Wednesday, June 24, 2009

What would you say to Jon and Kate?

By: Jeff Sample

Jon and Kate Plus Eight is minus one as of this week – dad. What God joined together is now split asunder, leaving eight confused children who don’t understand why dad and mom cannot just get along.

Apparently, Jon and Kate don't understand it either. When the reality of the end sank in, Kate curled into a ball and sobbed convulsively; later, she confessed, “I feel like I failed.” How can something as significant as joining two lives by a covenantal “I do” end with an “I don’t.”

If you were their friend, what would you say to Jon and Kate?


I would remind them that marriage requires a greater love, a greater grace, and a greater strength expressed in selfless giving than anyone can muster. It is not in fallen, deeply flawed people like us to live well together in so intimate a relationship as marriage, happily ever after. I would point them to the Savior of souls, who mends broken hearts and homes with transforming grace for any and all who receive and rest on him.

Admittedly, turning to Christ is not a magic wand creating marriage nirvana; the hard work of loving, living, learning, and leaning must still be worked out in the stuff of real life – I know that, and so do you. Still, Christ enables what he has given and to what he calls us. And in the crucible of marriage, grace received from Christ is lived out daily in ways - large and small - that demonstrate practically the realities of the gospel.

Marriage (and parenting!) is so demanding that God uses it as a major means of sanctification – driving us to the end of ourselves and our resources over and over, and leading us to trust his help and wisdom over and over.

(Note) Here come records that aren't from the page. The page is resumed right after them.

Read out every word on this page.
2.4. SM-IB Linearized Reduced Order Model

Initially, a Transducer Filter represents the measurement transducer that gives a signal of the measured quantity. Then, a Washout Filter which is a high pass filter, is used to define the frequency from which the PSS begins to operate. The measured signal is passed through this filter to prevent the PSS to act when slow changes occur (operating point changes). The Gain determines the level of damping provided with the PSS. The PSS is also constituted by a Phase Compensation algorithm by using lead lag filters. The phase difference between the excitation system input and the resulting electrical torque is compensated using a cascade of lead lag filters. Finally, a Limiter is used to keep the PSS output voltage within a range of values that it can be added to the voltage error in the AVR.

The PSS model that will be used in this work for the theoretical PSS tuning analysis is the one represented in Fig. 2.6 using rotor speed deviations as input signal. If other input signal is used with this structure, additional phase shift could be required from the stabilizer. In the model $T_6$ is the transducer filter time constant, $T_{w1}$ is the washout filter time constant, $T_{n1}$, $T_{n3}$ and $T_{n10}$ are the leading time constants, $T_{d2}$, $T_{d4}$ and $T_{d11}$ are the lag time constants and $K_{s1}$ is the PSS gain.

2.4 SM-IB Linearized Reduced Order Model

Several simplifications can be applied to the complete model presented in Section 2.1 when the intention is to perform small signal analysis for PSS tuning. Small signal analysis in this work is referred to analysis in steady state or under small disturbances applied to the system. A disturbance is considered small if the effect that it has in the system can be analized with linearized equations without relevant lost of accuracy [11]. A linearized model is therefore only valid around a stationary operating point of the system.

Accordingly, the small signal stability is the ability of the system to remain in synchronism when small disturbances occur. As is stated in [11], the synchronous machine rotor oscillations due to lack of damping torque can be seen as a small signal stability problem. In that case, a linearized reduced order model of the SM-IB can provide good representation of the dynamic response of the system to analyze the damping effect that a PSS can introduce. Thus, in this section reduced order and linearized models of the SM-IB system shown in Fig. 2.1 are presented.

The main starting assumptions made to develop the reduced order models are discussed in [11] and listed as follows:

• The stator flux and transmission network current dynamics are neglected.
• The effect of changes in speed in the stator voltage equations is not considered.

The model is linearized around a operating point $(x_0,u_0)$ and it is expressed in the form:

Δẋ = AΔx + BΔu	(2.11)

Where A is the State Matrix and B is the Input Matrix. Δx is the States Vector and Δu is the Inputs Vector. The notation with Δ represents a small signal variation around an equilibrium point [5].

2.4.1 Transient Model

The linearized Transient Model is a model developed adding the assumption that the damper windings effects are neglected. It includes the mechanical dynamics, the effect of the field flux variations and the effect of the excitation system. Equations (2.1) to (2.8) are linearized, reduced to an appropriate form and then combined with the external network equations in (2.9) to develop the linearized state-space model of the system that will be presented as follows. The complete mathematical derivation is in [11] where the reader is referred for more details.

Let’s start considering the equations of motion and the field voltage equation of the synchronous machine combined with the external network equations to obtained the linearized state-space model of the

So, when the well of human resource, wisdom, and love runs dry, how will you live? Without Christ we will fight, flee, or drift into the tolerated coexistence of living separate lives in the same home.

As a friend, I would beg Jon & Kate to turn from the idolatry of self and celebrity to the only God worthy of worship and in whose service we find real freedom - the kind of freedom that enables responsibilities by turning them into opportunities to experience more of his goodness and power. I would remind them that doing the hard work of home repair will never be regretted as they love and live to see their union reflected in the futures of their sons and daughters.

With as much mercy as God would grant me in that moment of difficult conversation, I would share the experience of twenty-five years as a pastor: divorce is seldom the solution people imagine it to be. Just ask the kids, young and old.